LA ARMADURA DE DIOS
Su fiesta es el 17 de Octubre
¡Oh Señor! A quien ingrato he ofendido, y misericordioso habéis dilatado el castigo que merecían tantas culpas, poned el colmo a tantas bondades: lavad mi alma con la sangre y agua preciosísimas que brotan de vuestro Costado; borrad esas manchas que la afean y ofenden vuestra mirada amorosa. Las lloro con todo mi corazón, y más quisiera haber muerto en la lucha por conservar vuestro amor y vuestra gracia, que haberos ofendido. Perdonadme, Jesús mío, lavadme y quedaré más blanco que la nieve; cread en mí un corazón nuevo y será todo para Vos.
Amén.
Oración
Adorable Trinidad, os damos gracias por todos los favores con que os dignasteis enriquecer a vuestra sierva la Bienaventurada Margarita María, y por intercesión de la misma os pedimos las gracias que deseamos conseguir en esta Novena.
Padre Eterno, yo os ofrezco el Corazón de Jesús, vuestro Hijo muy amado, como se os ofrece El mismo en sacrificio. Recibid por mí esta ofrenda juntamente con todos los afectos y movimientos de ese Corazón Sagrado. Son todos míos, puesto que se inmola por mí, y no deseo tener en adelante más deseos que los suyos. Recibidlos en satisfacción de mis pecados y en acción de gracias por todos vuestros beneficios. Recibidlos para que por sus méritos nos concedáis a todos las gracias que necesitamos durante la vida y especialmente la gracia de la perseverancia final. Recibidlos como otros tantos actos de amor, de adoración y de alabanza que ofrecemos a vuestra divina Majestad, porque sólo por el Corazón de Jesús sois honrado y glorificado dignamente.
Amén.
DÍA OCTAVO
¡Oh Bienaventurada Margarita María, que por tu fidelidad a la gracia llegaste a la más alta y heroica santidad! Compadécete de mí inconstancia y consígueme que yo comprenda bien que, de ser fiel y dócil a la gracia, depende mí santificación y mi felicidad eterna. Alcánzame también lo que tanto deseo si es para gloria de Dios y bien de mi alma. Amén.
Pater, Ave y Gloria
Lectura sacada de los escritos de la Santa
Un viernes, durante la Santa Misa, sentí un gran deseo de honrar los sufrimientos de mí Divino Esposo crucificado. Entonces me respondió con mucho amor que deseaba que todos los viernes le adorase treinta y tres veces en el árbol de la Cruz, que es el trono de su misericordia, postrándose humildemente a sus pies y procurando mantenerme en las mismas disposiciones en que se encontraba la Santísima Virgen en el tiempo de su Pasión; ofreciendo todo esto al Padre Eterno, junto con los padecimientos de su Divino Hijo, para pedirle la conversación de los corazones endurecidos. A todos aquellos que fueren fieles a esta práctica les será favorable en la hora de su muerte.
Otra vez, me enseñó tres disposiciones que convendría llevásemos a los tres ejercicios más importantes que tenemos.
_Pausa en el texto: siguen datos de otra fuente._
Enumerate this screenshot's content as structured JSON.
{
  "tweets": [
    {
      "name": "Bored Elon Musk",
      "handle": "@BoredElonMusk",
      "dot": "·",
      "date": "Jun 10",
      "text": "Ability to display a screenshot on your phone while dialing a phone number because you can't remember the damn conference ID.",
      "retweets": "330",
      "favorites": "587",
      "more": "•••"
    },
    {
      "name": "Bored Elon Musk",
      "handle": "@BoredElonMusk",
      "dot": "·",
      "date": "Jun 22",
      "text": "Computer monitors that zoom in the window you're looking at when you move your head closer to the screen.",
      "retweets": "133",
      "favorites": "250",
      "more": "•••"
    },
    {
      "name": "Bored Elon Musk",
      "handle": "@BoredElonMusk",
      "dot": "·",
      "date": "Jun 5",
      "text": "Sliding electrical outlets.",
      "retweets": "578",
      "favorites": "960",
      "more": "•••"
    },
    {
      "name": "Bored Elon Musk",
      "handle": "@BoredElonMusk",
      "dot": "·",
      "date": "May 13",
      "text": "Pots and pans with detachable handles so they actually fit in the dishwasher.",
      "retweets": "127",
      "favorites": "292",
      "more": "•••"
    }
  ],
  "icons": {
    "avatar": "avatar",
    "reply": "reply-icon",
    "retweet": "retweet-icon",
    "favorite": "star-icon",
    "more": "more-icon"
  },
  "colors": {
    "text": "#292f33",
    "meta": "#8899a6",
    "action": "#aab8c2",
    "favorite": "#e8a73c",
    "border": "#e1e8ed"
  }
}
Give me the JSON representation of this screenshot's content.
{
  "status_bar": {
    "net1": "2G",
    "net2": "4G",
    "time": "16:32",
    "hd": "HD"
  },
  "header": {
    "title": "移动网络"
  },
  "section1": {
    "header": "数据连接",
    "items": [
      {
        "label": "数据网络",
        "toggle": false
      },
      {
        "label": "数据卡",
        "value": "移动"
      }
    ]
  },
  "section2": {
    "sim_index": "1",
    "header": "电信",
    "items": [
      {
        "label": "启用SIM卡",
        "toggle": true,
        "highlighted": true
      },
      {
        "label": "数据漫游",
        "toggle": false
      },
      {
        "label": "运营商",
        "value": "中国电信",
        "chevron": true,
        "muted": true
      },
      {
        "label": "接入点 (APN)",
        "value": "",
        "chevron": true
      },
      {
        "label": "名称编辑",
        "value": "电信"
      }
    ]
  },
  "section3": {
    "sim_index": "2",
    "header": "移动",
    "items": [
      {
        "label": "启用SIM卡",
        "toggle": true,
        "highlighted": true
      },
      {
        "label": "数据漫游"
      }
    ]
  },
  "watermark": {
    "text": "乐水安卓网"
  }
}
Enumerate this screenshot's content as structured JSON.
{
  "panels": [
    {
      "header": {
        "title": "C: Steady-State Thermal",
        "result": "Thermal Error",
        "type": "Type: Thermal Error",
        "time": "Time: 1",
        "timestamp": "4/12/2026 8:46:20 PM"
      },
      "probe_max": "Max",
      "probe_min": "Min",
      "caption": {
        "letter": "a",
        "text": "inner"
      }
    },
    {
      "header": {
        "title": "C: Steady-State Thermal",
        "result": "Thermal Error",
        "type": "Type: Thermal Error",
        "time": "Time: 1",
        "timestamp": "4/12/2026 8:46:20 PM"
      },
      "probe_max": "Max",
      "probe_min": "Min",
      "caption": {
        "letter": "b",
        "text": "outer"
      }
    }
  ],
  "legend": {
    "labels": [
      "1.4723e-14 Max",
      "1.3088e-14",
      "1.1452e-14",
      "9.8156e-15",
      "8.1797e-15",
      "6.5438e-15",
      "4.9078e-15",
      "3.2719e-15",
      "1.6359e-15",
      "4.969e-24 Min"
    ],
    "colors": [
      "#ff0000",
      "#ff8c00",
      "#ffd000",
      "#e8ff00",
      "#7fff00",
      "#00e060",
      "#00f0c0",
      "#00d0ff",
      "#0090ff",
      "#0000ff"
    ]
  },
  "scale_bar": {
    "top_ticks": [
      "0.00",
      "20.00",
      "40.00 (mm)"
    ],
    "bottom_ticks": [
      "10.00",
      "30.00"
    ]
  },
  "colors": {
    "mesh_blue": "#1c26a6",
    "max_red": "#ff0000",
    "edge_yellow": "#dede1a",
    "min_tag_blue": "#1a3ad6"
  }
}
El primero la Santa Misa, que debería oír en las disposiciones en que se hallaba la Santísima Virgen el pie de la Cruz.
El segundo, la Sagrada Comunión, que debía ofrecerle en las disposiciones en que estaba esta Señora en el momento de la Encarnación, procurando penetrar en ellos lo más que me fuese posible, pidiéndolas por su intercesión, y diciendo con ella: “He aquí la esclava del Señor”.
El tercero, la Oración; debía ofrecer las disposiciones de la Santísima Virgen cuando fue presentada en el Templo. (Vida, escrita por los contemporáneos)
(Carta)
Consejo Práctico de la Santa
“Cuando sintáis turbado vuestro corazón por alguna contrariedad o humillación decid con frecuencia: Dulzura del Corazón de Jesús, pacificad mi corazón”.
Se pide la gracia que se desea alcanzar.
V. Ruega por nosotros Santa Margarita María.
R. Para que seamos dignos de alcanzar las promesas de Nuestro Señor Jesucristo.
Amén.
Oración
¡Oh Dios que por una bondad inefable quisisteis manifestar a los hombres los inmensos bienes que en tiempo y eternidad conseguirán por la devoción al Corazón de Jesucristo vuestro Divino Hijo, y os valisteis de vuestra sierva Santa Margarita María para darlo a conocer; os suplico me concedáis por su intercesión que yo la practique amando y desagraviando al Corazón Divino, para que sirviéndoos fielmente durante mi vida, logre poseeros en la bienaventuranza, donde vivís y reináis con el Hijo y el Espíritu Santo por los siglos de los siglos.